The early works of the artist Helen Chadwick, who had a great impact on me, made use of images of her own body. In the late 1980s a change occurred and she wrote: “I made a conscious decision in 1988 not to represent my body … It immediately declares female gender and I wanted to be more deft.” And “deft” is how every poet should be. However, when applying the same idea to poetry I saw how perspective we can be in our assumptions on the influence of gender on writing.
In the past few weeks I have been searching to find if women really do write female true love poems, which is different from male poetry and what are the characteristics of these “female poems”. And, it’s not just me, other women and even men are looking to find if this is really the case. This is the case when women readers are happy to get their hands on any good poetry, while their male counterparts are skeptical when it comes to read poetry written by women. Also, I have noticed that it’s hard to find men that review women’s books, as you have to have sorts of specialized expertise to do this.
The advantage if the poet is an outsider is that the discomfort makes a clearer vision.

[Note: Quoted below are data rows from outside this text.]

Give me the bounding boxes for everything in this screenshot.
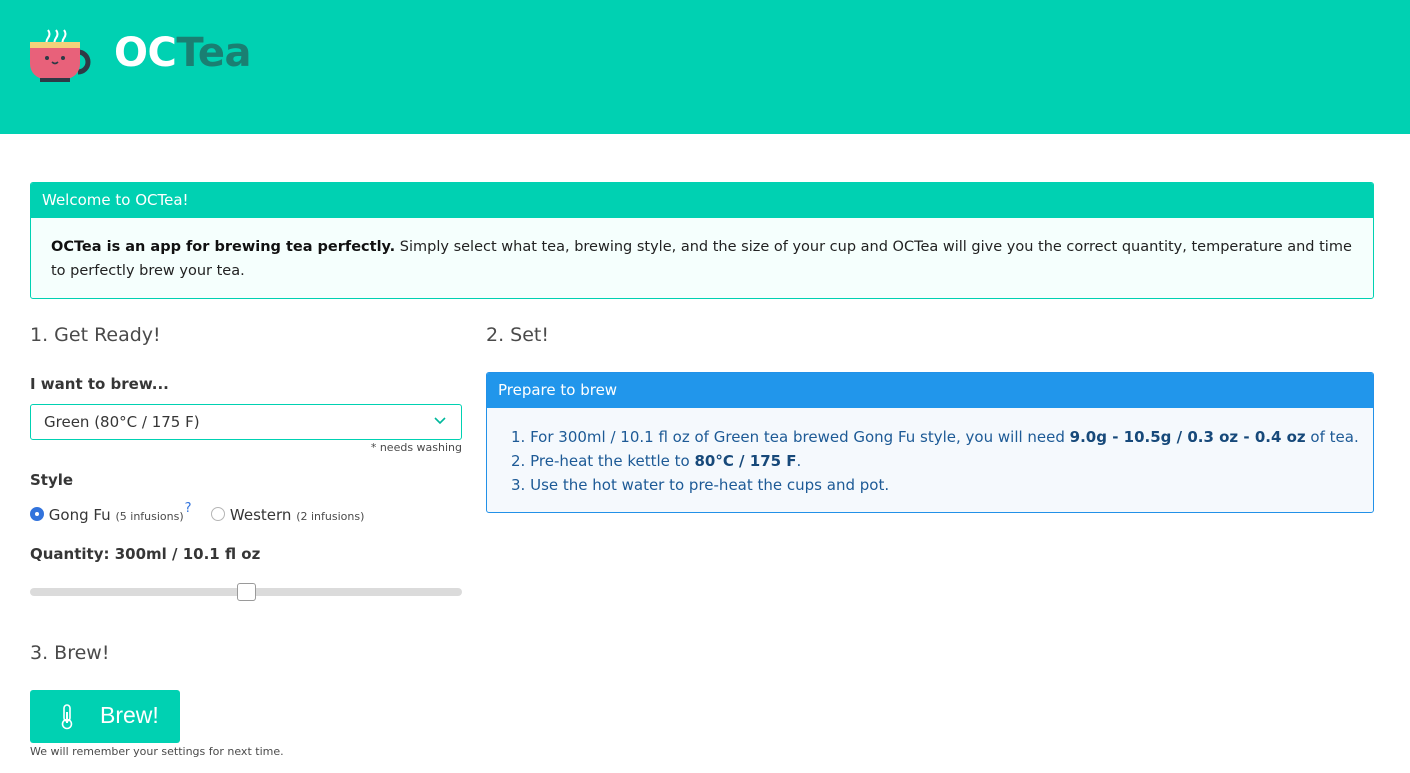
- app-logo-text: OCTea: [114, 30, 251, 76]
- radio-gongfu[interactable]: [30, 507, 44, 521]
- brew-button[interactable]: Brew!: [30, 690, 180, 743]
- chevron-down-icon: [434, 417, 446, 425]
- step1-title: 1. Get Ready!: [30, 324, 161, 346]
- step-bold: 9.0g - 10.5g / 0.3 oz - 0.4 oz: [1069, 428, 1306, 446]
- western-infusions: (2 infusions): [296, 510, 365, 523]
- app-header: OCTea: [0, 0, 1410, 134]
- step-text: Pre-heat the kettle to: [530, 452, 695, 470]
- brew-button-label: Brew!: [100, 702, 159, 728]
- tea-select[interactable]: Green (80°C / 175 F): [30, 404, 462, 440]
- step2-title: 2. Set!: [486, 324, 549, 346]
- logo-oc: OC: [114, 30, 177, 76]
- welcome-body: OCTea is an app for brewing tea perfectl…: [31, 218, 1373, 283]
- step-text-end: .: [796, 452, 802, 470]
- step-text: Use the hot water to pre-heat the cups a…: [530, 476, 890, 494]
- radio-western[interactable]: [211, 507, 226, 521]
- prepare-step: 2. Pre-heat the kettle to 80°C / 175 F.: [511, 449, 1373, 473]
- remember-note: We will remember your settings for next …: [30, 745, 284, 758]
- welcome-title: Welcome to OCTea!: [31, 183, 1373, 218]
- prepare-title: Prepare to brew: [487, 373, 1373, 408]
- thermometer-icon: [61, 704, 73, 730]
- prepare-step: 3. Use the hot water to pre-heat the cup…: [511, 473, 1373, 497]
- logo-tea: Tea: [176, 30, 251, 76]
- step-bold: 80°C / 175 F: [694, 452, 797, 470]
- prepare-steps: 1. For 300ml / 10.1 fl oz of Green tea b…: [487, 408, 1373, 497]
- quantity-slider-thumb[interactable]: [236, 583, 256, 601]
- tea-select-value: Green (80°C / 175 F): [44, 413, 200, 431]
- gongfu-infusions: (5 infusions): [115, 510, 184, 523]
- step-text-end: of tea.: [1305, 428, 1359, 446]
- western-label[interactable]: Western: [230, 506, 292, 524]
- brew-label: I want to brew...: [30, 375, 169, 393]
- step-number: 1.: [511, 428, 526, 446]
- step3-title: 3. Brew!: [30, 642, 110, 664]
- step-number: 3.: [511, 476, 526, 494]
- gongfu-label[interactable]: Gong Fu: [49, 506, 111, 524]
- prepare-step: 1. For 300ml / 10.1 fl oz of Green tea b…: [511, 425, 1373, 449]
- step-text: For 300ml / 10.1 fl oz of Green tea brew…: [530, 428, 1070, 446]
- style-label: Style: [30, 471, 74, 489]
- style-radio-group: Gong Fu (5 infusions)? Western (2 infusi…: [30, 501, 365, 524]
- tea-cup-logo-icon: [30, 29, 91, 82]
- help-icon[interactable]: ?: [185, 501, 192, 516]
- prepare-box: Prepare to brew 1. For 300ml / 10.1 fl o…: [486, 372, 1374, 513]
- step-number: 2.: [511, 452, 526, 470]
- quantity-label: Quantity: 300ml / 10.1 fl oz: [30, 545, 261, 563]
- welcome-intro-bold: OCTea is an app for brewing tea perfectl…: [51, 239, 396, 255]
- washing-note: * needs washing: [370, 441, 462, 454]
- welcome-notice: Welcome to OCTea! OCTea is an app for br…: [30, 182, 1374, 299]
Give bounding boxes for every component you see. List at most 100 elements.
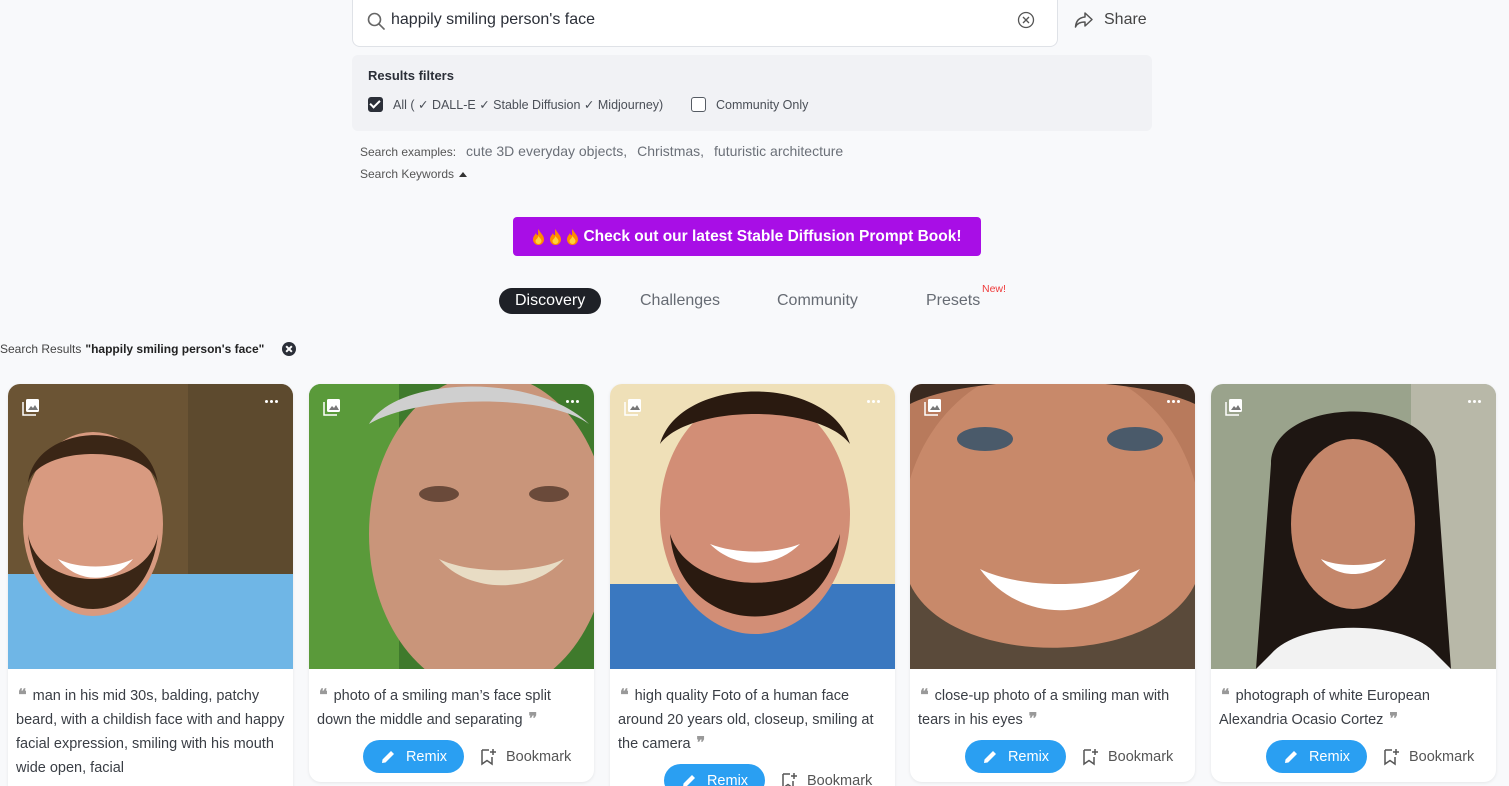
filter-all[interactable]: All ( ✓ DALL-E ✓ Stable Diffusion ✓ Midj… [368, 97, 663, 112]
remix-button[interactable]: Remix [664, 764, 765, 786]
new-badge: New! [982, 283, 1006, 295]
bookmark-label: Bookmark [807, 772, 873, 786]
result-card[interactable]: ❝ high quality Foto of a human face aroun… [610, 384, 895, 786]
tab-community[interactable]: Community [777, 292, 858, 310]
tabs: Discovery Challenges Community Presets [0, 286, 1509, 318]
search-examples: Search examples: cute 3D everyday object… [360, 143, 843, 159]
fire-icon [567, 228, 579, 245]
fire-icon [550, 228, 562, 245]
results-query: "happily smiling person's face" [85, 342, 265, 356]
bookmark-add-icon [1083, 748, 1098, 765]
result-image[interactable] [610, 384, 895, 669]
bookmark-button[interactable]: Bookmark [480, 748, 571, 766]
filter-all-label: All ( ✓ DALL-E ✓ Stable Diffusion ✓ Midj… [393, 98, 664, 112]
more-options-icon[interactable] [867, 400, 880, 403]
search-keywords-toggle[interactable]: Search Keywords [360, 167, 468, 181]
pencil-icon [1284, 750, 1297, 763]
share-icon [1074, 12, 1093, 28]
tab-discovery[interactable]: Discovery [499, 288, 602, 314]
share-button[interactable]: Share [1074, 8, 1147, 32]
tab-presets[interactable]: Presets [926, 292, 980, 310]
bookmark-label: Bookmark [506, 748, 572, 765]
remix-button[interactable]: Remix [1266, 740, 1367, 773]
result-image-art [610, 384, 895, 669]
card-actions: Remix Bookmark [965, 740, 1173, 773]
results-filters: Results filters All ( ✓ DALL-E ✓ Stable … [352, 55, 1152, 131]
result-card[interactable]: ❝ photograph of white European Alexandria… [1211, 384, 1496, 782]
result-image-art [309, 384, 594, 669]
example-link[interactable]: cute 3D everyday objects, [466, 143, 627, 159]
prompt-text: ❝ man in his mid 30s, balding, patchy bea… [16, 687, 285, 776]
result-image[interactable] [309, 384, 594, 669]
gallery-icon [924, 399, 941, 416]
examples-label: Search examples: [360, 145, 457, 159]
tab-challenges[interactable]: Challenges [640, 292, 720, 310]
prompt-text-value: man in his mid 30s, balding, patchy bear… [16, 688, 285, 776]
search-icon [367, 12, 385, 30]
caret-up-icon [459, 171, 468, 177]
filter-community-checkbox[interactable] [691, 97, 706, 112]
bookmark-add-icon [481, 748, 496, 765]
fire-icon [533, 228, 545, 245]
more-options-icon[interactable] [265, 400, 278, 403]
more-options-icon[interactable] [1468, 400, 1481, 403]
results-prefix: Search Results [0, 342, 82, 356]
filter-community-only[interactable]: Community Only [691, 97, 808, 112]
result-image-art [910, 384, 1195, 669]
result-image[interactable] [1211, 384, 1496, 669]
remix-label: Remix [405, 748, 448, 765]
result-card[interactable]: ❝ photo of a smiling man’s face split dow… [309, 384, 594, 782]
result-image-art [8, 384, 293, 669]
filter-community-label: Community Only [716, 97, 809, 112]
search-bar[interactable]: happily smiling person's face [352, 0, 1058, 47]
clear-search-icon[interactable] [1017, 11, 1035, 29]
result-image[interactable] [910, 384, 1195, 669]
search-results-line: Search Results "happily smiling person's… [0, 342, 297, 356]
prompt-text: ❝ photograph of white European Alexandria… [1219, 687, 1430, 728]
remix-button[interactable]: Remix [363, 740, 464, 773]
card-actions: Remix Bookmark [363, 740, 571, 773]
remix-label: Remix [706, 772, 749, 786]
remix-button[interactable]: Remix [965, 740, 1066, 773]
example-link[interactable]: futuristic architecture [714, 143, 843, 159]
filters-title: Results filters [368, 68, 454, 83]
filter-all-checkbox[interactable] [368, 97, 383, 112]
bookmark-button[interactable]: Bookmark [1082, 748, 1173, 766]
prompt-text-value: photograph of white European Alexandria … [1219, 688, 1430, 728]
prompt-text-value: close-up photo of a smiling man with tea… [918, 688, 1170, 728]
bookmark-add-icon [1384, 748, 1399, 765]
bookmark-button[interactable]: Bookmark [781, 772, 872, 786]
more-options-icon[interactable] [1167, 400, 1180, 403]
bookmark-add-icon [782, 772, 797, 786]
gallery-icon [624, 399, 641, 416]
pencil-icon [683, 774, 695, 786]
result-image[interactable] [8, 384, 293, 669]
example-link[interactable]: Christmas, [637, 143, 704, 159]
card-actions: Remix Bookmark [1266, 740, 1474, 773]
bookmark-button[interactable]: Bookmark [1383, 748, 1474, 766]
result-image-art [1211, 384, 1496, 669]
result-card[interactable]: ❝ man in his mid 30s, balding, patchy bea… [8, 384, 293, 786]
gallery-icon [323, 399, 340, 416]
remix-label: Remix [1308, 748, 1351, 765]
search-input[interactable]: happily smiling person's face [391, 11, 595, 29]
bookmark-label: Bookmark [1108, 748, 1174, 765]
prompt-text: ❝ close-up photo of a smiling man with te… [918, 687, 1170, 728]
prompt-book-button[interactable]: Check out our latest Stable Diffusion Pr… [513, 217, 981, 256]
clear-results-icon[interactable] [282, 342, 297, 356]
keywords-label: Search Keywords [360, 167, 455, 181]
prompt-text-value: high quality Foto of a human face around… [618, 688, 874, 752]
gallery-icon [1225, 399, 1242, 416]
result-card[interactable]: ❝ close-up photo of a smiling man with te… [910, 384, 1195, 782]
card-actions: Remix Bookmark [664, 764, 872, 786]
prompt-book-label: Check out our latest Stable Diffusion Pr… [583, 227, 962, 245]
bookmark-label: Bookmark [1409, 748, 1475, 765]
pencil-icon [983, 750, 996, 763]
prompt-text: ❝ high quality Foto of a human face aroun… [618, 687, 874, 752]
pencil-icon [381, 750, 394, 763]
gallery-icon [22, 399, 39, 416]
prompt-text-value: photo of a smiling man’s face split down… [317, 688, 551, 728]
remix-label: Remix [1007, 748, 1050, 765]
more-options-icon[interactable] [566, 400, 579, 403]
prompt-text: ❝ photo of a smiling man’s face split dow… [317, 687, 551, 728]
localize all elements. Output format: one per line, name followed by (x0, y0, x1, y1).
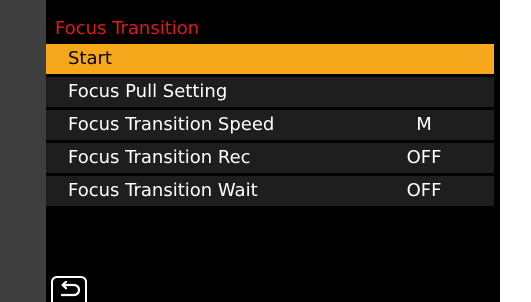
menu-item-value: OFF (406, 147, 442, 168)
menu-item-label: Focus Pull Setting (68, 81, 228, 102)
return-arrow-icon (60, 281, 81, 297)
menu-item-value: OFF (406, 180, 442, 201)
menu-item-label: Focus Transition Speed (68, 114, 275, 135)
menu-item-label: Start (68, 48, 112, 69)
left-sidebar (0, 0, 46, 302)
menu-item-label: Focus Transition Rec (68, 147, 251, 168)
menu-title: Focus Transition (55, 18, 200, 39)
menu-screen: Focus Transition Start Focus Pull Settin… (0, 0, 500, 302)
menu-item-focus-transition-rec[interactable]: Focus Transition Rec OFF (46, 143, 494, 173)
camera-screen-frame: Focus Transition Start Focus Pull Settin… (0, 0, 531, 302)
back-button[interactable] (51, 276, 87, 302)
menu-item-focus-transition-wait[interactable]: Focus Transition Wait OFF (46, 176, 494, 206)
menu-item-focus-pull-setting[interactable]: Focus Pull Setting (46, 77, 494, 107)
menu-item-value: M (416, 114, 432, 135)
menu-item-label: Focus Transition Wait (68, 180, 258, 201)
menu-list: Start Focus Pull Setting Focus Transitio… (46, 44, 494, 209)
menu-item-focus-transition-speed[interactable]: Focus Transition Speed M (46, 110, 494, 140)
menu-item-start[interactable]: Start (46, 44, 494, 74)
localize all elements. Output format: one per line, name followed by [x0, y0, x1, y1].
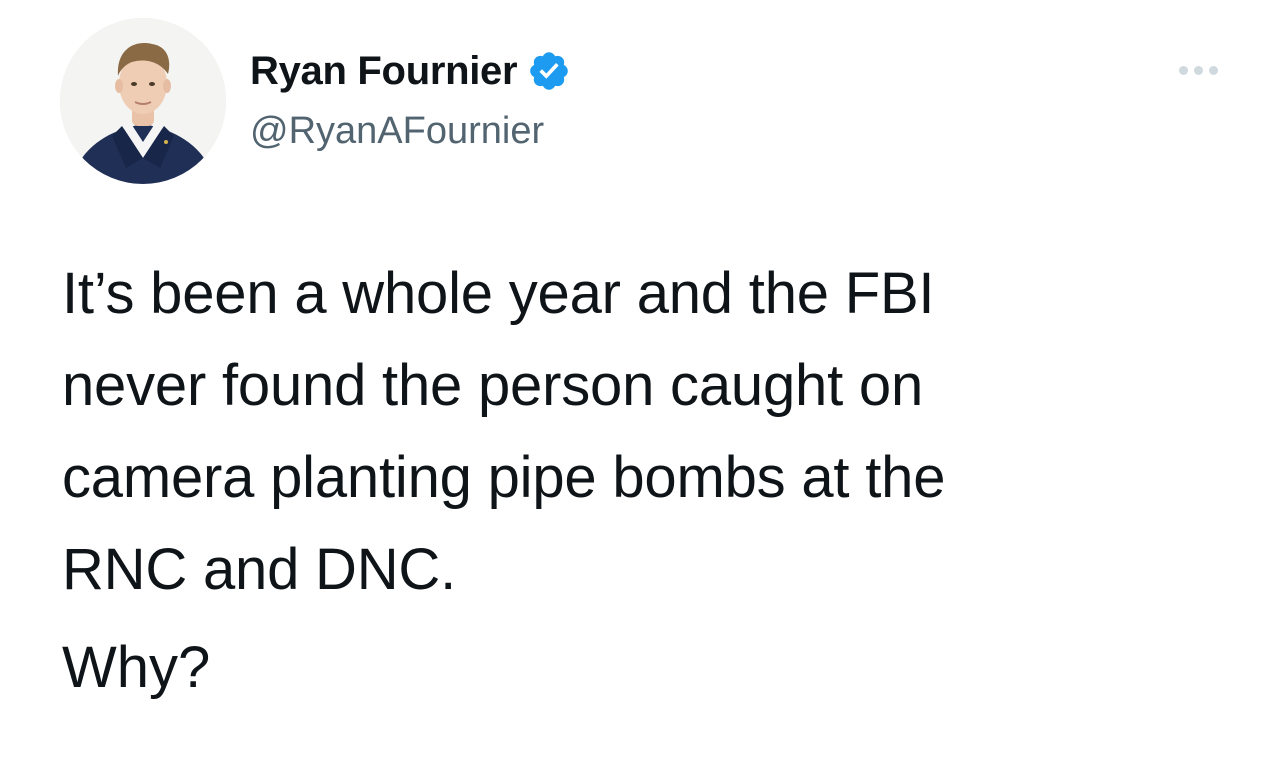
author-handle[interactable]: @RyanAFournier — [250, 106, 544, 156]
author-name-row: Ryan Fournier — [250, 46, 571, 96]
avatar-photo — [60, 18, 226, 184]
more-dot — [1208, 65, 1218, 75]
tweet-text-line: RNC and DNC. — [62, 537, 457, 602]
author-display-name[interactable]: Ryan Fournier — [250, 46, 518, 96]
more-dot — [1193, 65, 1203, 75]
tweet-text-line: It’s been a whole year and the FBI — [62, 261, 935, 326]
tweet-text-line: camera planting pipe bombs at the — [62, 445, 946, 510]
verified-badge-icon — [530, 52, 569, 90]
more-horizontal-icon — [1178, 65, 1188, 75]
author-avatar[interactable] — [60, 18, 226, 184]
tweet-text-line: never found the person caught on — [62, 353, 924, 418]
tweet-text-paragraph: Why? — [62, 635, 211, 700]
tweet-text: It’s been a whole year and the FBI never… — [62, 248, 1242, 616]
more-options-button[interactable] — [1168, 56, 1228, 84]
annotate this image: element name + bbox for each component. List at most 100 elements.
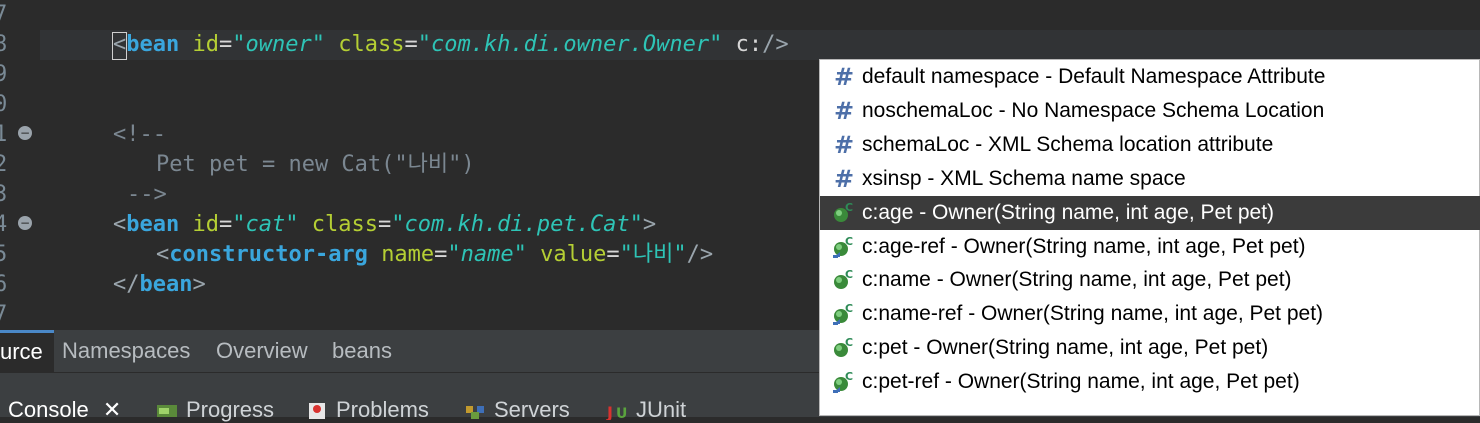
- quote: ": [619, 242, 633, 267]
- tab-label: beans: [332, 338, 392, 363]
- tab-label: urce: [0, 339, 43, 364]
- content-assist-item[interactable]: # xsinsp - XML Schema name space: [820, 162, 1480, 196]
- tab-progress[interactable]: Progress: [156, 397, 274, 423]
- tag-name: bean: [139, 272, 193, 297]
- equals-sign: =: [218, 32, 233, 57]
- problems-icon: [309, 403, 325, 420]
- attr-value: owner: [245, 32, 312, 57]
- tab-junit[interactable]: J U JUnit: [606, 397, 686, 423]
- comment-close: -->: [127, 182, 167, 207]
- attr-value: 나비: [632, 242, 674, 267]
- content-assist-item-label: c:name - Owner(String name, int age, Pet…: [862, 268, 1292, 292]
- tag-name: bean: [126, 212, 180, 237]
- tab-problems[interactable]: Problems: [306, 397, 429, 423]
- tag-close-bracket: >: [642, 212, 657, 237]
- line-number: 0: [0, 92, 8, 117]
- text-cursor: [112, 32, 127, 60]
- equals-sign: =: [434, 242, 448, 267]
- tag-open-bracket: </: [113, 272, 140, 297]
- view-label: Console: [8, 397, 89, 422]
- tab-console[interactable]: Console ✕: [8, 397, 121, 423]
- equals-sign: =: [606, 242, 620, 267]
- content-assist-item-label: c:name-ref - Owner(String name, int age,…: [862, 302, 1324, 326]
- quote: ": [417, 32, 431, 57]
- tab-label: Overview: [216, 338, 308, 363]
- line-number: 7: [0, 302, 8, 327]
- quote: ": [513, 242, 527, 267]
- tab-label: Namespaces: [62, 338, 191, 363]
- line-number: 1: [0, 122, 8, 147]
- equals-sign: =: [377, 212, 392, 237]
- code-line-bean-cat[interactable]: <bean id="cat" class="com.kh.di.pet.Cat"…: [113, 210, 656, 240]
- attr-name: id: [192, 32, 219, 57]
- attr-name: class: [338, 32, 405, 57]
- attr-name: name: [381, 242, 435, 267]
- tag-name: constructor-arg: [169, 242, 368, 267]
- content-assist-item[interactable]: Cc:age - Owner(String name, int age, Pet…: [820, 195, 1480, 230]
- svg-text:C: C: [845, 336, 853, 349]
- content-assist-item[interactable]: # schemaLoc - XML Schema location attribu…: [820, 128, 1480, 162]
- fold-collapse-icon[interactable]: −: [18, 126, 32, 140]
- quote: ": [232, 32, 246, 57]
- tab-namespaces[interactable]: Namespaces: [62, 330, 190, 372]
- partial-attr: c:: [735, 32, 763, 57]
- content-assist-item-label: c:pet-ref - Owner(String name, int age, …: [862, 370, 1300, 394]
- code-line-constructor-arg[interactable]: <constructor-arg name="name" value="나비"/…: [156, 240, 713, 270]
- close-icon[interactable]: ✕: [103, 397, 121, 422]
- progress-icon: [157, 405, 177, 418]
- line-number: 3: [0, 182, 8, 207]
- junit-icon: JU: [606, 403, 627, 420]
- quote: ": [391, 212, 405, 237]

We need to cherish the freedom of the shifting boundaries. There is an extreme polarity between male and female, but that doesn’t define who we are and how we write. The poet should move and shift between a continuum of masculinity and femininity with only one purpose, to bring to life the character which is needed. If you are afraid to do this or don’t know how, just remember that many great poets, like Keats and Dickinson, do this.
We can never quite be sure if there is a distinctly female poetic sensibility. Some people think that you could pinpoint the unique openness to the body and the world to the female writing; others think that these are exciting options for a writer of any gender. Just as some territories of writing may be seen as a bit masculine are still open to anybody.